The major point of this blog is to test commonly held notions in football for their validity. After watching the US women lose to Japan yesterday, I started to think about shots on goal. I don't have the exact numbers, but I'm pretty sure the US crushed Japan in the shots on goal category. This made me think, do shots on goal matter? Most people would quickly say yes. It would make sense that more shots on goal mean more chances to score and thus more goals. The only problem is that some things in football just don't make sense. I wanted to see if shots on goals equate to success in two categories: 1.) Do more shots on goal mean more success for a team as a whole? 2.) Do more shots on goal mean more goals for a specific player? To test these questions I used data from the MLS website. As an aside, mls.com has extensive statistics for every season in a bunch of categories. Great to see. Anyways, the data is from the 2010 MLS season.
First question: Do more shots on goal mean more success for a team as a whole?
If this was true, we would expect points to increase as shots on goal increase on a team level. In other words, teams that have more shots on goal would be more successful. The graph below tells us a different story.
The graph shows there is no real relationship between shots on goal and points. Most teams cluster around just under 140 shots on goal on the season. The line of best fit shows a positive relationship, but this relationship is not strong at all. The correlation of the graph is r=.1311. As a reminder, the correlation of a graph tells us how strong the linear relationship is between two variables. The correlation coefficient (the value of r) gives a numerical value of the strength of the relationship. A value of 0 means there is no linear relationship at all, and a value of 1 means there is a perfect positive linear relationship. In this case, the value is .1311, telling us there is a very weak linear relationship.
Second question: Do more shots on goal mean more goals for a specific player?
Similar story for this question: is there a linear increase in the amount of goals as the amount of shots on goal increases? The graph below gives us the answer.

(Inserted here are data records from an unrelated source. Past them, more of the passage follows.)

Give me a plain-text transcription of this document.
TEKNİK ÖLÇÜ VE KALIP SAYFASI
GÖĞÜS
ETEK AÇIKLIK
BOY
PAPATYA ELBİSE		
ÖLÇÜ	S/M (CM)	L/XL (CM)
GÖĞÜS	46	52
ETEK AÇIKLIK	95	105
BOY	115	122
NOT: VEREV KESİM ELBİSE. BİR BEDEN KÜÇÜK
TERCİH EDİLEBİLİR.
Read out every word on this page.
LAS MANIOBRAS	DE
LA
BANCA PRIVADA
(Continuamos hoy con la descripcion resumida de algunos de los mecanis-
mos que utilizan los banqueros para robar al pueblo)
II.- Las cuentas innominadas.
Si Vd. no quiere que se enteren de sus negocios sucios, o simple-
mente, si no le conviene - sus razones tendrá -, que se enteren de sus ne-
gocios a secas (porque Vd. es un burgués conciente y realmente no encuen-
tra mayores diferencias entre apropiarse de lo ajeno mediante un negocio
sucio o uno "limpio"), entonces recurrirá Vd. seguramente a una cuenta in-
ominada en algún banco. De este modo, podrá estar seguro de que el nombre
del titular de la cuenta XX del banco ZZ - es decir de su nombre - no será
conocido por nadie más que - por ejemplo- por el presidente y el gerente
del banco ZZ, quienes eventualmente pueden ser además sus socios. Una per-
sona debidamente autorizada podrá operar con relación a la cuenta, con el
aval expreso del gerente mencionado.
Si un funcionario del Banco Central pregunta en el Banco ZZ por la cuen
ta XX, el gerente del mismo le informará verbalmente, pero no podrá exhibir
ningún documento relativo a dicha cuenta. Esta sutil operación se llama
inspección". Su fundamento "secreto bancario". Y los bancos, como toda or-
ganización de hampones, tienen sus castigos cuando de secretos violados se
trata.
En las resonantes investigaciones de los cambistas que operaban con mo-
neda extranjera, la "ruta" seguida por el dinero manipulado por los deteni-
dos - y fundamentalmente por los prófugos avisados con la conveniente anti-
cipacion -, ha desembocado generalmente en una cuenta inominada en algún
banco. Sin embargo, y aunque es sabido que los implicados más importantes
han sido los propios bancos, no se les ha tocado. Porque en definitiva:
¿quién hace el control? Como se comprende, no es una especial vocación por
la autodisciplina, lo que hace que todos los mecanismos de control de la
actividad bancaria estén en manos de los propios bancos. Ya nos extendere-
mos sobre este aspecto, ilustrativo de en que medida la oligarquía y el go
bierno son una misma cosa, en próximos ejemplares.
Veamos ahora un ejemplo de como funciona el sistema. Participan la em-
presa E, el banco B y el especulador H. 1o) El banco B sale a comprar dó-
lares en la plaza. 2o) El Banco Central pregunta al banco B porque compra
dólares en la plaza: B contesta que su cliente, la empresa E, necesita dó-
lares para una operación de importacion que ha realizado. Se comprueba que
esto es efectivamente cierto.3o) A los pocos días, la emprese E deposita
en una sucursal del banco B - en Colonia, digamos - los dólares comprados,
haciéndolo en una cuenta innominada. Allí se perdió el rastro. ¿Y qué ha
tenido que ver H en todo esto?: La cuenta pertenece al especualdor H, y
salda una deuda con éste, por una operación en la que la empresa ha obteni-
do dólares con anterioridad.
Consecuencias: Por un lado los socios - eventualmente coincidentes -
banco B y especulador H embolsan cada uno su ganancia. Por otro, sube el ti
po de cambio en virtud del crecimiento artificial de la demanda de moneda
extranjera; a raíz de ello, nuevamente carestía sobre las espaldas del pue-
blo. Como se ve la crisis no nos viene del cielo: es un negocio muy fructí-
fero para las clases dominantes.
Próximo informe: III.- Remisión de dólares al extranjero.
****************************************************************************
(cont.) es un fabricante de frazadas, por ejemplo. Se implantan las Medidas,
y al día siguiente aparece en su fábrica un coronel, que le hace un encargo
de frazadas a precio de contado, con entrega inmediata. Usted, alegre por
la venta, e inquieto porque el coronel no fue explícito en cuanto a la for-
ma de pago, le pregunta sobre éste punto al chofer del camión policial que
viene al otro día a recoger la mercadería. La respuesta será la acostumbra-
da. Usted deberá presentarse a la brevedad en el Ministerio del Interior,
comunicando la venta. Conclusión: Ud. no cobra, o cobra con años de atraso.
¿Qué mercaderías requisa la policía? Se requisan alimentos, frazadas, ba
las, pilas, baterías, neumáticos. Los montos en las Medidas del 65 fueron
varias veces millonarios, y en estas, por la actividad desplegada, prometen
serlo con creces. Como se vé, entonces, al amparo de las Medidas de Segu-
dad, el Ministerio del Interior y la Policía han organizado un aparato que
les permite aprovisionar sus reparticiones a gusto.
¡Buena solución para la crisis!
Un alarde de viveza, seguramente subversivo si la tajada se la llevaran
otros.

This graph shows a stronger relationship compared with the graph above. However, the relationship is still not very strong. The value of r in this case is .4722, indicating that the relationship is stronger than the graph above. However, a correlation under .5 is generally considered to be a weak relationship. This means for individual players, shots on goals are not a very good indicator of goals.
Here's my best explanation for why shots on goal are not a very indicative statistic: Not all shots on goal are the same. There are 40 yard weak rollers that the goalie easily saves, and there are 5 yard shots that the keeper barely gets a hand on. There are weak attempts by a center back getting forward and there are breakaways by forwards. In the shots on goal statistic, in both cases the shots on goal are counted as equivalent. Obviously this makes no sense. A statistic that would be better indicative of goals scored for both questions I looked at above would be shots on goal inside the box. Shots on goal inside the box would get rid of the shots on goal that have no chance of going in. Not all shots inside the box are the same, so we have somewhat of the same problem as shots on goal. However, I assume there would be a much stronger correlation between shots on goal inside the 18 and points, and shots on goals inside the 18 and goals by an individual player. Unfortunately, I don't have the data to back up this claim (working on it). If/when I do get the data from shots inside the box I'll post the graph and the correlation between shots on goal in the box and goals.
Even without the data, the point I'm making is still clear: shots on goal do not equate to more success from a team perspective and do not correlate with goals for individual players very strongly like most people assume they do. There are better statistics than shots on goal. This means statements like "New England had 5 more shots on goal than New York, they dominated the game" and "Donovan had 4 shots on goal in the game, he was due for a goal" are not neccesarily valid. What if New England had a bunch of shots on goal from outside the 18 that never had a chance of going in? And what if Donovan's shots on goal all were weak rollers? Shots on goal are often misleading.